I had been hesitant to write about this book, which I had read for our Malaysian Fiction book club, because it pretty much left me with a “meh” feeling. And usually I wouldn’t bother writing about books I didn’t feel strongly about either way, but I also wanted to write about my attempts in reading more local fiction.
I think my biggest complaint about this book is the characters. They didn’t feel real, and their feelings didn’t feel real, which made it very difficult to engage with the book, because I am very much a “characterisation first” sort of reader. I don’t have to like or love a character, but I definitely do have to get a feel of who they are as a person, and I didn’t get that with any of the characters in this book. The narrators kept getting switched around and they all sounded the same to me, and I couldn’t tell them apart, which wasn’t a good thing considering that one of them was a young girl, another was a middle-aged (I think) woman, and the third was an old man. Each of these characters came from very different backgrounds, with different levels of education… and they all sounded the same.

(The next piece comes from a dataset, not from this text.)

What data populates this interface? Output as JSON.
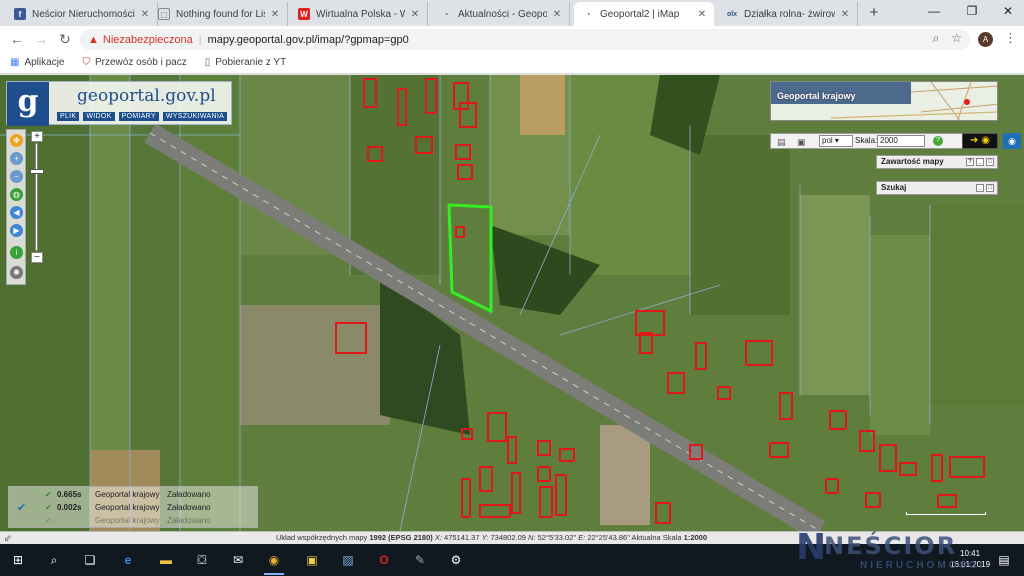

What I did like about this book was the setting. Lubok Sayong, the fictitious town the story was set in, was described vividly enough, and the best parts of the story was when it took on a magical realist feel, like with the big fish that kept turning up in different parts of the book. The prose was pretty in some parts, and it made me wonder if I would enjoy Shih-Li Kow’s short stories more, as I am more apt to overlook lack of character development in that format. Since I’ve been told that her Ripples collection is better than this novel, I may give it a try one day. Overall, I found this novel readable, if much like Lubok Sayong’s nasi lemak bungkus – “lukewarm and thinly garnished, in portion that fall short of satisfying the appetite and the imagination.”